Ernährungssensitive Cash Transfers für besonders vulnerable Kinder in Tunesien
Der Angriffskrieg Russlands gegen die Ukraine seit Februar 2022 führt neben einer Verschärfung der wirtschaftlichen Situation Tunesiens auch zu einer akuten Nahrungsmittelkrise. Diese ist bedingt durch die hohe Abhängigkeit Tunesiens von ausländischen Getreideimporten und aktuellen Lebensmittelpreissteigerungen. Dies bedroht insbesondere die Versorgungslage der vulnerablen Bevölkerung Tunesiens und beeinflusst nachhaltig negativ die physische, motorische und geistige Entwicklung von Kindern.
Durchgeführt von UNICEF und dem tunesischen Sozialministerium verfolgt das Vorhaben das Ziel, bis Ende des Jahres 2023 die am meisten gefährdeten Kinder in Tunesien vor den negativen sozioökonomischen Folgen der gegenwärtigen globalen Krisen zu schützen.
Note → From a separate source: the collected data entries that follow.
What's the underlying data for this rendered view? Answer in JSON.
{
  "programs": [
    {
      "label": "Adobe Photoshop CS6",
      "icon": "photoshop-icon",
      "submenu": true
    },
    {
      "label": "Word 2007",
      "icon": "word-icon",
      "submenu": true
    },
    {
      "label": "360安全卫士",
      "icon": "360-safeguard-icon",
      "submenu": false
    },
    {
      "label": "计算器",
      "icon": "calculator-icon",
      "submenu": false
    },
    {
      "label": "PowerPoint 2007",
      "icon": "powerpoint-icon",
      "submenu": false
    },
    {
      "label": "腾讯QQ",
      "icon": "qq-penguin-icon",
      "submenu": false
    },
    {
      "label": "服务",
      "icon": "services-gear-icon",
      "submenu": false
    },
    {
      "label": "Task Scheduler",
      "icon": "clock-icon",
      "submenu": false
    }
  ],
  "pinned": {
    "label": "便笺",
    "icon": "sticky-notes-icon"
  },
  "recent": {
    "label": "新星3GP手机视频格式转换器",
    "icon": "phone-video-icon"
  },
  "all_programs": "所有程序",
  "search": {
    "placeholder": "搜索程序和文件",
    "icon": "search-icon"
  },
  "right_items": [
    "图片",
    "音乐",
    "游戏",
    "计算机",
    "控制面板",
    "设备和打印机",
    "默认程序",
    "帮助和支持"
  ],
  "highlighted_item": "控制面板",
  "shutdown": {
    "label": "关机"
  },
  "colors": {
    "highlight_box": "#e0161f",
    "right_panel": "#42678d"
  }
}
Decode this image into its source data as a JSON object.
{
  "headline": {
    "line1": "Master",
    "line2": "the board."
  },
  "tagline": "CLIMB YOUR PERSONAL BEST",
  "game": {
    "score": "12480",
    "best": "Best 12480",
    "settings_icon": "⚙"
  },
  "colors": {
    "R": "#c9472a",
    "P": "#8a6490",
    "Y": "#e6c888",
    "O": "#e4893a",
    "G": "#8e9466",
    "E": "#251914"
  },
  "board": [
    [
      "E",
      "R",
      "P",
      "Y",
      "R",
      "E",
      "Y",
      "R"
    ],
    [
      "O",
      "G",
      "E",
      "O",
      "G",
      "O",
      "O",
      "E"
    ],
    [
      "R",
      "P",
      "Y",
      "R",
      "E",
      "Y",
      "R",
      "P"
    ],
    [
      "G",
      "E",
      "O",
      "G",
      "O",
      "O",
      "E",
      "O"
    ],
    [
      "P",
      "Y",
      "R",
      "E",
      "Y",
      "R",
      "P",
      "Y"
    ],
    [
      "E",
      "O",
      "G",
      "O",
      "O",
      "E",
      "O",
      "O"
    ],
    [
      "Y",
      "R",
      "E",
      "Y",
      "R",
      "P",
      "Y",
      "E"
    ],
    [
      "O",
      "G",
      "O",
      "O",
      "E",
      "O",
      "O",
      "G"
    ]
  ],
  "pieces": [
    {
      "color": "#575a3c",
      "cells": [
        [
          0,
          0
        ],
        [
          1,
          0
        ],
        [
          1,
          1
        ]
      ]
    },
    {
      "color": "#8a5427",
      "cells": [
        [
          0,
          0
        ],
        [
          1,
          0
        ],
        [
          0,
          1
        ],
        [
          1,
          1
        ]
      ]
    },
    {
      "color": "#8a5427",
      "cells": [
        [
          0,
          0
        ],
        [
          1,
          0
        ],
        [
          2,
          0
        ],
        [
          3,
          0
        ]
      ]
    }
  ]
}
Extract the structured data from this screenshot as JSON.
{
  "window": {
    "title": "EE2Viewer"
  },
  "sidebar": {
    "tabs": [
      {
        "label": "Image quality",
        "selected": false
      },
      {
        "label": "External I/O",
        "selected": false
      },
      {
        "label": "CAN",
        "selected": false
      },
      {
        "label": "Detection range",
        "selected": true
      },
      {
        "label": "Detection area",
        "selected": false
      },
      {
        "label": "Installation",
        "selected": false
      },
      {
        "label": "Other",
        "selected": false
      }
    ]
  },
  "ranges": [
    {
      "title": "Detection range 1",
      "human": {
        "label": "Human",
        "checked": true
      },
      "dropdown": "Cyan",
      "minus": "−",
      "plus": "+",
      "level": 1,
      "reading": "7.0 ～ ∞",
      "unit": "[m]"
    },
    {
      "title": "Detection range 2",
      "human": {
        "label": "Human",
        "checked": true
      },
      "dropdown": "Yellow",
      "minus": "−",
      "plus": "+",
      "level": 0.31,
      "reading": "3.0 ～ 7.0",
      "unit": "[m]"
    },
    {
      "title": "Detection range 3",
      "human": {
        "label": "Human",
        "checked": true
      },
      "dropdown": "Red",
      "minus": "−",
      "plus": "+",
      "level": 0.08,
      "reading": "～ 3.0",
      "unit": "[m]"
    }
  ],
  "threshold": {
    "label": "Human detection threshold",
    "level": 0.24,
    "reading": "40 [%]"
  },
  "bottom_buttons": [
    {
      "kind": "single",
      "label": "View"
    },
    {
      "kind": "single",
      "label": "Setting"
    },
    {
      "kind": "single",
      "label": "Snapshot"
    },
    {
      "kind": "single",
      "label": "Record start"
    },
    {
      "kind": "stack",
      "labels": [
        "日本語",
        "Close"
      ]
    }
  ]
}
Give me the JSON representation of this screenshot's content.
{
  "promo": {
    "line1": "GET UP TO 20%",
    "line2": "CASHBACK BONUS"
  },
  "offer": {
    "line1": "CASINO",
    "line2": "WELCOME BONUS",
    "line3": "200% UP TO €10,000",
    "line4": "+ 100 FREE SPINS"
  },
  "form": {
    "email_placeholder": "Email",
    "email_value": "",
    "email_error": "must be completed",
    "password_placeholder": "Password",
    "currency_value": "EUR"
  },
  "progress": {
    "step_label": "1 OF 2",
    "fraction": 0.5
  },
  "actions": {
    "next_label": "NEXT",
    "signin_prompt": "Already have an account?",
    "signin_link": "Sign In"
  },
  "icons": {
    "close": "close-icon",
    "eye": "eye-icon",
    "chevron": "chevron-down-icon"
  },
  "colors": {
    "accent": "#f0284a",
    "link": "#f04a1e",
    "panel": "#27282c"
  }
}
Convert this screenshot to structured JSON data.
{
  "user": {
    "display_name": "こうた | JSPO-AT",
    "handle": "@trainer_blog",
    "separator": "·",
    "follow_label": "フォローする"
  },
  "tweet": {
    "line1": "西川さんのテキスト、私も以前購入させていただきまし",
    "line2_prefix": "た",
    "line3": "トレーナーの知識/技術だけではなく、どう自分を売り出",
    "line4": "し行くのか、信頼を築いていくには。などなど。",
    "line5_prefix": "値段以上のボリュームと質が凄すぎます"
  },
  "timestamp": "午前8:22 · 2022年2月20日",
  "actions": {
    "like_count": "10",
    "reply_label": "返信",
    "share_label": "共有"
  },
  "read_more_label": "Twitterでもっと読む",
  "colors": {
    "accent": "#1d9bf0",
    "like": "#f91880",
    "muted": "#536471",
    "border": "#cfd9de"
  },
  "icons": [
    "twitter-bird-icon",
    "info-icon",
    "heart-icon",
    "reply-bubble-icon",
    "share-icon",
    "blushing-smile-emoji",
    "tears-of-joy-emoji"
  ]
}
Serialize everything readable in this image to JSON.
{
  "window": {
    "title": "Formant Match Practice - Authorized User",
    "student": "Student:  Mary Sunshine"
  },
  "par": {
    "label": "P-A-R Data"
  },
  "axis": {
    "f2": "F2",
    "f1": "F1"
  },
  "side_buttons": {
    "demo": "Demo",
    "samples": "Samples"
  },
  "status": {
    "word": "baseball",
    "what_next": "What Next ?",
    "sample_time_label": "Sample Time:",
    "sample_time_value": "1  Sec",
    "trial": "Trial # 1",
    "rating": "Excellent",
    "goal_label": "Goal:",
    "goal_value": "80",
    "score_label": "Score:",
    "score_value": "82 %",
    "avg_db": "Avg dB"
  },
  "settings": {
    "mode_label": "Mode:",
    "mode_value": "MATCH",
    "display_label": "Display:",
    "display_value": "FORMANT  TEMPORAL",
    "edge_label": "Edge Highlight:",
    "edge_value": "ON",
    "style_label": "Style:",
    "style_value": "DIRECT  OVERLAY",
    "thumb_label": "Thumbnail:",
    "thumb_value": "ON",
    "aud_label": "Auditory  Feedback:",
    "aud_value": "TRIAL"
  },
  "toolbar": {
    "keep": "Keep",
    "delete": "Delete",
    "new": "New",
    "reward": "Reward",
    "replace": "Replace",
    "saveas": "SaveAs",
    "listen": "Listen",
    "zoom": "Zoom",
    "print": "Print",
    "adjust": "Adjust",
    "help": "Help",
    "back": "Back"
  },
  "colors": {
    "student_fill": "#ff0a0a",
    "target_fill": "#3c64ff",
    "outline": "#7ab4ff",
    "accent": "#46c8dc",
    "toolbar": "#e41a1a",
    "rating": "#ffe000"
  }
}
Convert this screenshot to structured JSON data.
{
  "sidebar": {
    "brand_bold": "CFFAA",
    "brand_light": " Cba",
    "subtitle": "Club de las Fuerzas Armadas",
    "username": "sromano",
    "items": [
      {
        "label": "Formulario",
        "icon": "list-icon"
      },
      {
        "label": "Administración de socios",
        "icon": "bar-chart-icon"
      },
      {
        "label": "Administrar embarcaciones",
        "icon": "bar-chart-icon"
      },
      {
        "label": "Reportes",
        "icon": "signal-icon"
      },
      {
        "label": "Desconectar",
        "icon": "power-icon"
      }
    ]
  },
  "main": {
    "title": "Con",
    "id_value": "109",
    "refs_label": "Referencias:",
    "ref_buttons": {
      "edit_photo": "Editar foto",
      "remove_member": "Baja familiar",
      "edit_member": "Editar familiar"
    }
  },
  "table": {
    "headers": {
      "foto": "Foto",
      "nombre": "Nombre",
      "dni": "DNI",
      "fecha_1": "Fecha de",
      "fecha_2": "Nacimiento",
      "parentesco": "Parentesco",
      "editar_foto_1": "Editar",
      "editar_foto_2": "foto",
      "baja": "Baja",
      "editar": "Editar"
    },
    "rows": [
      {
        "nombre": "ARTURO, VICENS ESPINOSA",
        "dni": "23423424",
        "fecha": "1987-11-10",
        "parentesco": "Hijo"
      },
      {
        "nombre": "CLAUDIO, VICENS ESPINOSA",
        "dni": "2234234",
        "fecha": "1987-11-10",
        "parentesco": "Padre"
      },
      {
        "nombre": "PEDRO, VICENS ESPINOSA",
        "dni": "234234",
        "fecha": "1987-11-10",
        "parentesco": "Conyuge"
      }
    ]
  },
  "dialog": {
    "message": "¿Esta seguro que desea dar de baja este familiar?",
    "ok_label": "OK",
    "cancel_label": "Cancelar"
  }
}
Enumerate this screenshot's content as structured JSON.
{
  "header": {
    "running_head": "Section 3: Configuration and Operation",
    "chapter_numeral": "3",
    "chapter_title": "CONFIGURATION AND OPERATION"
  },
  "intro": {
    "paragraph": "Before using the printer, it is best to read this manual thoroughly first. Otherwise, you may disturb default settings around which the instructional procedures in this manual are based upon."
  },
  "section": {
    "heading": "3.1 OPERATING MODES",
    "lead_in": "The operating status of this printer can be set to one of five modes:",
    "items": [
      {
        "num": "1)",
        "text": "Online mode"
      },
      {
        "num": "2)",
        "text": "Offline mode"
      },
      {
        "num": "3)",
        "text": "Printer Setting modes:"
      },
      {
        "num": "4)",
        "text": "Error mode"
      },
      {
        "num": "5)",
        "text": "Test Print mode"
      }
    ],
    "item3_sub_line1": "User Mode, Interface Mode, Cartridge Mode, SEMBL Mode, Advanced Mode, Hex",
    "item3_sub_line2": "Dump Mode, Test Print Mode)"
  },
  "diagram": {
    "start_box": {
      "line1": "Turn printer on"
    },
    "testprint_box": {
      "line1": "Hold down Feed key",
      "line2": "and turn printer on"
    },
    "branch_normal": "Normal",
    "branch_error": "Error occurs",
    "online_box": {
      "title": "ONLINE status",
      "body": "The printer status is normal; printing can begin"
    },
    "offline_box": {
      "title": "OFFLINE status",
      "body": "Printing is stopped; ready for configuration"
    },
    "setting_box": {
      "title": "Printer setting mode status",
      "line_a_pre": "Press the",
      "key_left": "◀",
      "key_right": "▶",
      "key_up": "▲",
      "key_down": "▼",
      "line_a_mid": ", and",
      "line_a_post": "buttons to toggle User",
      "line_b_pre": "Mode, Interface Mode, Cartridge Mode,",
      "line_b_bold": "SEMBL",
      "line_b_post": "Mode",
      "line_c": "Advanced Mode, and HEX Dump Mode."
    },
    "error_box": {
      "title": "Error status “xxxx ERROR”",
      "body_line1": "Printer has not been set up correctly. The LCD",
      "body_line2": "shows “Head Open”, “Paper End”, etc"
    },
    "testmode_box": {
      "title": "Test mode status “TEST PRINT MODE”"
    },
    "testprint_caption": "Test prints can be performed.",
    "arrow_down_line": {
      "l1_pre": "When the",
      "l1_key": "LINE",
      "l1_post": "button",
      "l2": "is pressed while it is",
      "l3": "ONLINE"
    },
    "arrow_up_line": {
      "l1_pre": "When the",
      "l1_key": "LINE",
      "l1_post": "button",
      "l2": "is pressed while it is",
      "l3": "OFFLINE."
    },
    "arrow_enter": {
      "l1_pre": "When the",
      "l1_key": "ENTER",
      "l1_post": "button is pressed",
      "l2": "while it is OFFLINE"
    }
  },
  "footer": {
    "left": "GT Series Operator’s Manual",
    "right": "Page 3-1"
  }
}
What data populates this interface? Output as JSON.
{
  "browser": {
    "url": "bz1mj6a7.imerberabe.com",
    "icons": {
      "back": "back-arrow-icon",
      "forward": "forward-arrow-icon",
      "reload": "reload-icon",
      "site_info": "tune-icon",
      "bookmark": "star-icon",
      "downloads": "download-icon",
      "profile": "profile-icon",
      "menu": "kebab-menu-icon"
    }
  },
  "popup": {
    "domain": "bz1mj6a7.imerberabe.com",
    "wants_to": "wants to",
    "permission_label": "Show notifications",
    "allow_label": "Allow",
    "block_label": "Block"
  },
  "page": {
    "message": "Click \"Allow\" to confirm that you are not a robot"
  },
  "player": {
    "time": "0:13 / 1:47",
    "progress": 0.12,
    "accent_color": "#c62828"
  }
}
Durch befristete Transferzahlungen an ca. 105.000 6 bis 18 Jahre alte Kinder und Jugendliche, wird den Kindern aus den armen Familien ermöglicht, ihre Grundbedürfnisse zu decken und somit ihr volles Potenzial zu entwickeln. Zudem sollen bis zu 421.000 Schulkinder aus bedürftigen Familien eine Einmalzahlung zu Beginn des Schuljahres 2023 erhalten (Back-to-School). Dies soll die Rückkehr der Kinder und Jugendlichen in die Schule ermöglichen. Erfahrungsgemäß wird auch dieser Zuschuss zum Großteil für Nahrungsmittel ausgegeben. Ergänzend zu den Cash-Transfers sind Informationskampagnen für Familien zur Vermittlung von ernährungsspezifischem Wissen und Schulungen für SozialarbeiterInnen vorgesehen. Darüber hinaus leistet das Vorhaben einen Beitrag, ein nachhaltiges, Kind-sensitives und reaktionsfähiges Sozialschutzsystem in Tunesien aufzubauen.
Das Programm soll schnellstmöglich starten und ist auf eine Laufzeit von 18 Monaten angelegt. Die Aktivitäten werden im Dezember 2023 beendet sein. Der deutsche Beitrag i.H.v. 25 Mio. Euro wird aus der SI AGER finanziert (ehemals "EINEWELT ohne Hunger" - SEWoH).
Umwelt- und Sozialverträglichkeit
Das Vorhaben wurde entsprechend der Nachhaltigkeitsrichtlinie der KfW Entwicklungsbank in die Umwelt- und Sozialrisikokategorie C eingeordnet, da vom Vorhaben voraussichtlich keine oder nur geringe nachteilige Auswirkungen und Risiken auf Umwelt und soziale Belange ausgehen. Es ist daher kein spezifischer Umwelt- und Sozialmanagementplan erforderlich. Der Partner wurde zur Einführung eines Beschwerdemechanismus verpflichtet und muss die KfW unverzüglich über umwelt- und sozialrelevante besondere Vorkommnisse informieren.